You can continue to use the Pulsar or Kafka API to read data from the topic even when the data is written in Lakehouse table formats.

For example, you can create a reader/consumer using the Pulsar client to read data seamlessly.

For testing, consume messages from a topic using pulsar perf:

bin/pulsar-perf consume -ss test_sub -sp Earliest -u pulsar://localhost:6650 persistent://public/default/test-topic

Read as a Lakehouse table

Serverless & Dedicated Cluster

Currently, the topics are not exposed as Lakehouse tables for user access. This feature is coming soon.

BYOC Cluster

In BYOC (Bring Your Own Cloud) clusters, the data is stored in the customer's S3 or GCS buckets. Once Lakehouse Storage is enabled, the data will be stored as Lakehouse tables in those buckets.

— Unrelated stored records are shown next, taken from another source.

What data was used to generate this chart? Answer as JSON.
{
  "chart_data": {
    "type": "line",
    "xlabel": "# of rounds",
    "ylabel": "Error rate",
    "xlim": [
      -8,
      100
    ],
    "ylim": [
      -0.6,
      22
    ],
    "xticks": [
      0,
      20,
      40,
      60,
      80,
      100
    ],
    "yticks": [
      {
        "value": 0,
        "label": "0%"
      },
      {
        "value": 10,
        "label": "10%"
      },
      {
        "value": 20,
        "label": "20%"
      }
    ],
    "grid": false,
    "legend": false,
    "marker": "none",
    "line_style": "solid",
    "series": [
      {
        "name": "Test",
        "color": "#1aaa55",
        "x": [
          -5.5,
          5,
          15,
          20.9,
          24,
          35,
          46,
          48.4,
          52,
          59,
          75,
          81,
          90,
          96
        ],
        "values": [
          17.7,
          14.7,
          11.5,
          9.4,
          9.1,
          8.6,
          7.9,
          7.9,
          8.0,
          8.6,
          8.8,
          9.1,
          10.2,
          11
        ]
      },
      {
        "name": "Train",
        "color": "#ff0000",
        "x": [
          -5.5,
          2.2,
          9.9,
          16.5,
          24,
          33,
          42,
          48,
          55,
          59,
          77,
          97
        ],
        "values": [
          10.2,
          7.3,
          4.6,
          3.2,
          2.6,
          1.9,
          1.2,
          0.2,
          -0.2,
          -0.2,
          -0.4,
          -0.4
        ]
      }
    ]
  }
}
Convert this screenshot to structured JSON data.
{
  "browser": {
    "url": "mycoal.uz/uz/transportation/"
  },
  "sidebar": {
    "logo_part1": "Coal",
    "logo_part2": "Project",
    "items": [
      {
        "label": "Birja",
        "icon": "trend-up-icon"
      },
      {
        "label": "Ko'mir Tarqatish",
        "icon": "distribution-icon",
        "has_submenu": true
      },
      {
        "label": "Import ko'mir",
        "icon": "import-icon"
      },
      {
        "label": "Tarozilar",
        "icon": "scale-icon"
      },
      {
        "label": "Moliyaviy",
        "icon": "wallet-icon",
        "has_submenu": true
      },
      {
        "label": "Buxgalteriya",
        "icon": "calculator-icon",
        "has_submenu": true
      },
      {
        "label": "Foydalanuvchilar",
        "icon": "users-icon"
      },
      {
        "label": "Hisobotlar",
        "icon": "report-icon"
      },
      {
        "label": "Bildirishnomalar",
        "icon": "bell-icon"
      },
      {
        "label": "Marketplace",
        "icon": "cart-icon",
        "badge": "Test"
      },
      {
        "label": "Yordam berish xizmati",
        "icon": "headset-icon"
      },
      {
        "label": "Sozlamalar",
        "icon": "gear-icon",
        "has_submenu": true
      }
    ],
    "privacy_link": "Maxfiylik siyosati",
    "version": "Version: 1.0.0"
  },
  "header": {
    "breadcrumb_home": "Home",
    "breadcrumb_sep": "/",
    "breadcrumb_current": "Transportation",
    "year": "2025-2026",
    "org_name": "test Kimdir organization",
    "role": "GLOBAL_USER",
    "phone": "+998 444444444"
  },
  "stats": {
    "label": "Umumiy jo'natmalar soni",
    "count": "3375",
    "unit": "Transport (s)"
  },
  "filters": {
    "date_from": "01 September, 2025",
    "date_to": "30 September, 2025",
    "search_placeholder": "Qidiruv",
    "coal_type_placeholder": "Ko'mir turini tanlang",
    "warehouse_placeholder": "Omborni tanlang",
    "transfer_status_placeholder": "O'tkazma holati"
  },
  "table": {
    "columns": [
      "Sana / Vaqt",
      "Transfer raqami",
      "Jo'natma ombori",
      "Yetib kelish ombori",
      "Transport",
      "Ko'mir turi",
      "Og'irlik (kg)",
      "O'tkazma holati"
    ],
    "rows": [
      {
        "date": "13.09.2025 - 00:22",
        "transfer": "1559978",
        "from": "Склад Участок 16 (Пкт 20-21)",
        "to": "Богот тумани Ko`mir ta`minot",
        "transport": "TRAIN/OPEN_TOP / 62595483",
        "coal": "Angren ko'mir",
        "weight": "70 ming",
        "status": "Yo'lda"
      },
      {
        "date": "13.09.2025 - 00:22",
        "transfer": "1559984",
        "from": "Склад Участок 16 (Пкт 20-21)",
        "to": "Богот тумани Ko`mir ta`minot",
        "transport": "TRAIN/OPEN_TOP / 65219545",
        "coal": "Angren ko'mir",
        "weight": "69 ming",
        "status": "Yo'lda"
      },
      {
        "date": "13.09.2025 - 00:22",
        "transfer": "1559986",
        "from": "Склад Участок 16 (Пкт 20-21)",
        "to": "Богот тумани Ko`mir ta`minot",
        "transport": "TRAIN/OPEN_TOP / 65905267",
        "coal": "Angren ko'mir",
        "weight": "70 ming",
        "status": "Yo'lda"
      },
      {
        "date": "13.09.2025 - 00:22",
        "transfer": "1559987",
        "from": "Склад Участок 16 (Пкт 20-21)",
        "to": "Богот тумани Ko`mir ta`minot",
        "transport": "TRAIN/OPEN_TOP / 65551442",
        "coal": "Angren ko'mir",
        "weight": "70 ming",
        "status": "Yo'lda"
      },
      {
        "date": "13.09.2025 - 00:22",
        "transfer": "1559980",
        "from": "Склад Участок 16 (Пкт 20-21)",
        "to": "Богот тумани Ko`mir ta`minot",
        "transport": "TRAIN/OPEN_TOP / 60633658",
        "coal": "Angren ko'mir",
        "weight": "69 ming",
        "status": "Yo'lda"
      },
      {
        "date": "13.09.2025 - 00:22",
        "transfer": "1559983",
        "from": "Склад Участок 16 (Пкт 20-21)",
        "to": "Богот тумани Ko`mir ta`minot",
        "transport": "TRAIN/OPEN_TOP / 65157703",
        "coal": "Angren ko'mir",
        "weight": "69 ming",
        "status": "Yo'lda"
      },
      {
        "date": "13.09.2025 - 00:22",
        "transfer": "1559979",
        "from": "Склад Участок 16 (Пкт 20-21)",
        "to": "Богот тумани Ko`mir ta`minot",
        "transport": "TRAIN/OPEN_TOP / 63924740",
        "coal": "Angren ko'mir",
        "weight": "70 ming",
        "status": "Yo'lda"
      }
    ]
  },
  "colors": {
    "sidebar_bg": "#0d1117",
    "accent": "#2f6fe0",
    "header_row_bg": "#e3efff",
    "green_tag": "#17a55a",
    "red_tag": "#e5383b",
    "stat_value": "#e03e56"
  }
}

You can use Spark SQL, Athena, Trino, or other tools to read the Lakehouse tables from these buckets.

Catalog support is coming soon.

Disable Lakehouse Storage

If you want to disable the Lakehouse Storage feature, set the offload threshold to -1 using pulsar-admin:

bin/pulsar-admin namespaces set-offload-threshold public/default --size -1 --time -1

After disabling Lakehouse Storage, data will no longer be written as Lakehouse tables. Ensure that you do not delete offload configurations or Lakehouse tables to prevent data loss.

Limitations

The limitations of Lakehouse Storage include:

Schema evolution does not support field deletion
Supported schema types vary for different table formats
- We only support AVRO and Pulsar primitive schema for Delta Lake tables
Inability to configure different table formats for distinct namespaces or topics

Delta Lake-specific limitations:

Avoid using Spark for small file compaction to prevent interference with streaming reads from Delta tables. Separate support for the compaction feature is available.

Notice

In Lakehouse Storage, the RawReader interface is utilized to retrieve messages from Pulsar topics and write them to the Lakehouse. A critical component of this process is the offload cursor, which marks the progress of the offloading operation. It's crucial to note that prematurely advancing the offload cursor can lead to data loss in writing to lakehouse tables.

When configuring Time-to-Live (TTL) settings at the namespace or topic level, consider the following two key options:

Do Not Configure TTL at Namespace or Topic Level:

This option ensures that no TTL constraints are imposed at the namespace or topic level, allowing data to persist without automatic expiration based on time.

Configure TTL at Namespace or Topic Level:

If TTL settings are implemented at the namespace or topic level, it is crucial to ensure that the TTL value is greater than the retention policy set for the topic or namespace.

By carefully considering these options and aligning TTL configurations with retention policies, organizations can effectively manage the data lifecycle and retention within the Lakehouse Storage, thereby safeguarding against unintended data loss scenarios.